Les mini-futures sont structurés de manière transparente et la limite de perte (stop loss) intégrée dans ceux-ci limite les risques de perte. Toutefois, si vous êtes intéressé par un investissement dans des mini-futures, vous devez également être conscient de l’effet de levier, qui amplifie considérablement les fluctuations du cours du sous-jacent, ce qui vous expose ainsi à des risques de perte relativement élevés.
5. CFD
Les contrats sur différence (CFD) vous permettent également de spéculer sur la performance d'un sous-jacent sans que vous ayez besoin de le posséder. Avec les CFD, vous ne payez qu'une fraction de la valeur du sous-jacent. Ce montant est également appelé marge ou garantie. Grâce à l’effet de levier intégré, il est possible de réaliser des gains élevés en très peu de temps - mais aussi des pertes importantes, en fonction de l'évolution du cours du sous-jacent.
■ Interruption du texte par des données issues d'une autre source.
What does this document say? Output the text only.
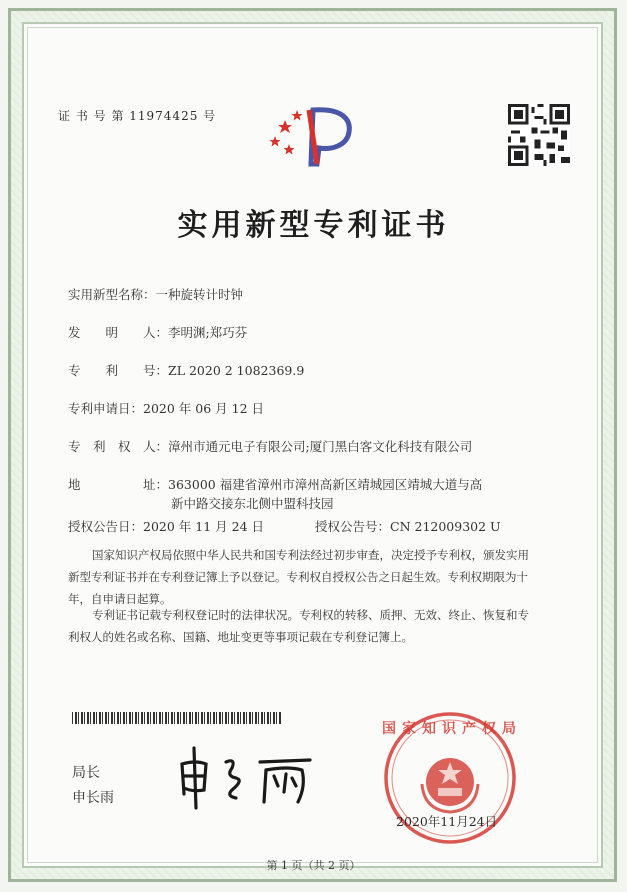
证 书 号 第 11974425 号
实用新型专利证书
实用新型名称：一种旋转计时钟
发　　明　　人：李明渊;郑巧芬
专　　利　　号：ZL 2020 2 1082369.9
专利申请日：2020 年 06 月 12 日
专　利　权　人：漳州市通元电子有限公司;厦门黑白客文化科技有限公司
地　　　　　址：363000 福建省漳州市漳州高新区靖城园区靖城大道与高
新中路交接东北侧中盟科技园
授权公告日：2020 年 11 月 24 日	授权公告号：CN 212009302 U
国家知识产权局依照中华人民共和国专利法经过初步审查，决定授予专利权，颁发实用
新型专利证书并在专利登记簿上予以登记。专利权自授权公告之日起生效。专利权期限为十
年，自申请日起算。
专利证书记载专利权登记时的法律状况。专利权的转移、质押、无效、终止、恢复和专
利权人的姓名或名称、国籍、地址变更等事项记载在专利登记簿上。
局长
申长雨
国家知识产权局
2020年11月24日
第 1 页（共 2 页）
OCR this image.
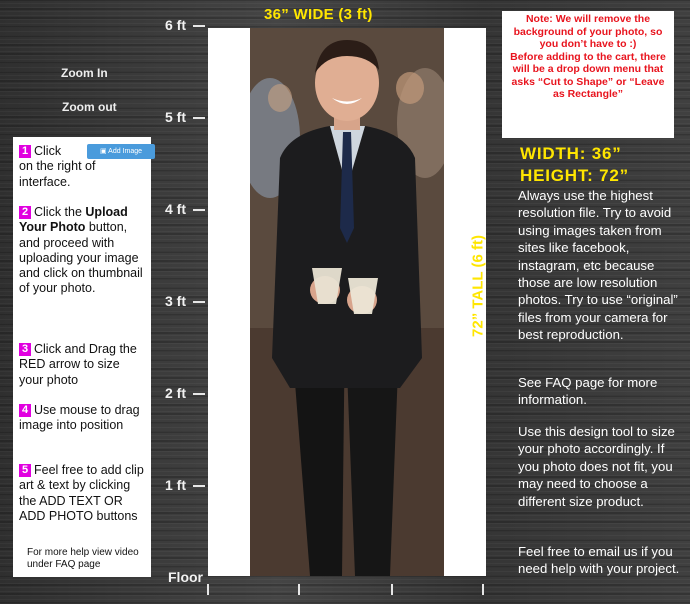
6 ft
5 ft
4 ft
3 ft
2 ft
1 ft
Floor
36” WIDE (3 ft)
72” TALL (6 ft)
Zoom In
Zoom out
1 Click
on the right of interface.
▣ Add Image
2 Click the Upload Your Photo button, and proceed with uploading your image and click on thumbnail of your photo.
3 Click and Drag the RED arrow to size your photo
4 Use mouse to drag image into position
5 Feel free to add clip art & text by clicking the ADD TEXT OR ADD PHOTO buttons
For more help view video under FAQ page

Note: We will remove the background of your photo, so you don’t have to :)

Before adding to the cart, there will be a drop down menu that asks “Cut to Shape” or “Leave as Rectangle”

WIDTH: 36”
HEIGHT: 72”
Always use the highest resolution file. Try to avoid using images taken from sites like facebook, instagram, etc because those are low resolution photos. Try to use “original” files from your camera for best reproduction.
See FAQ page for more information.
Use this design tool to size your photo accordingly. If you photo does not fit, you may need to choose a different size product.
Feel free to email us if you need help with your project.
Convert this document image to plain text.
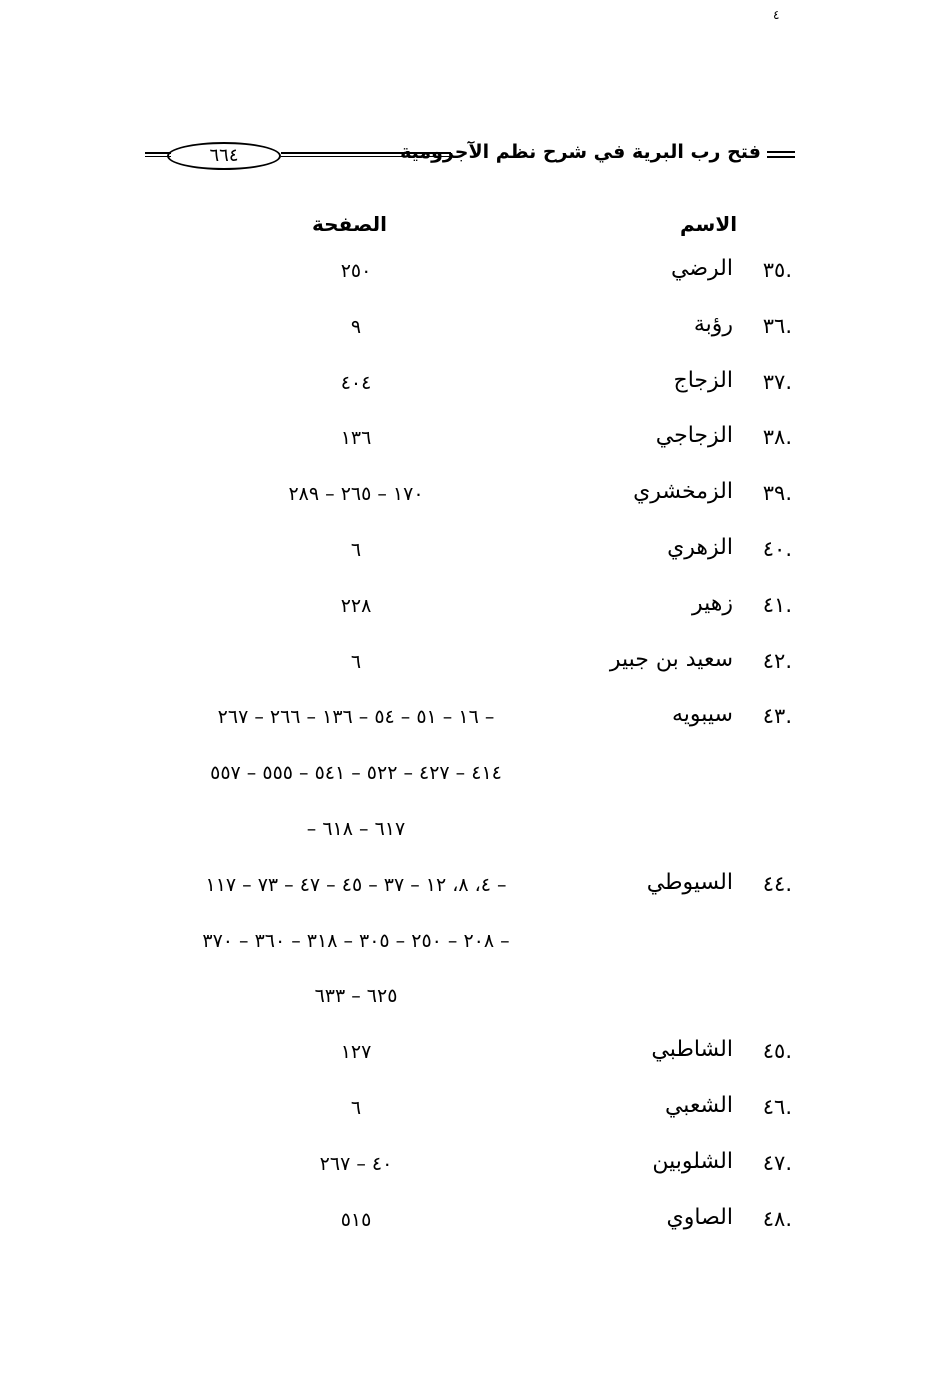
٤
فتح رب البرية في شرح نظم الآجرومية
٦٦٤
الاسم
الصفحة
٣٥.
الرضي
٢٥٠
٣٦.
رؤبة
٩
٣٧.
الزجاج
٤٠٤
٣٨.
الزجاجي
١٣٦
٣٩.
الزمخشري
١٧٠ – ٢٦٥ – ٢٨٩
٤٠.
الزهري
٦
٤١.
زهير
٢٢٨
٤٢.
سعيد بن جبير
٦
٤٣.
سيبويه
١٦ – ٥١ – ٥٤ – ١٣٦ – ٢٦٦ – ٢٦٧ –
٤١٤ – ٤٢٧ – ٥٢٢ – ٥٤١ – ٥٥٥ – ٥٥٧
– ٦١٧ – ٦١٨
٤٤.
السيوطي
٤، ٨، ١٢ – ٣٧ – ٤٥ – ٤٧ – ٧٣ – ١١٧ –
٢٠٨ – ٢٥٠ – ٣٠٥ – ٣١٨ – ٣٦٠ – ٣٧٠ –
٦٢٥ – ٦٣٣
٤٥.
الشاطبي
١٢٧
٤٦.
الشعبي
٦
٤٧.
الشلوبين
٤٠ – ٢٦٧
٤٨.
الصاوي
٥١٥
Les CFD sont ainsi plutôt déconseillés aux investisseuses et investisseurs inexpérimentés. Si vous êtes néanmoins intéressé par les CFD, vous ne devriez investir que les montants d’argent dont vous pouvez vous passer sans problème. À cela s'ajoutent les frais relativement élevés liés à l'investissement dans les CFD.
Pour savoir auprès de quels courtiers vous pouvez négocier des CFD, sélectionnez la catégorie «CFD» dans la rubrique «Classes d’actifs» au sein du comparatif de trading de moneyland.ch.
Remarque: cet article ne constitue pas un conseil en placement et il est mis à disposition à titre informatif uniquement. Les informations fournies sont sans garantie.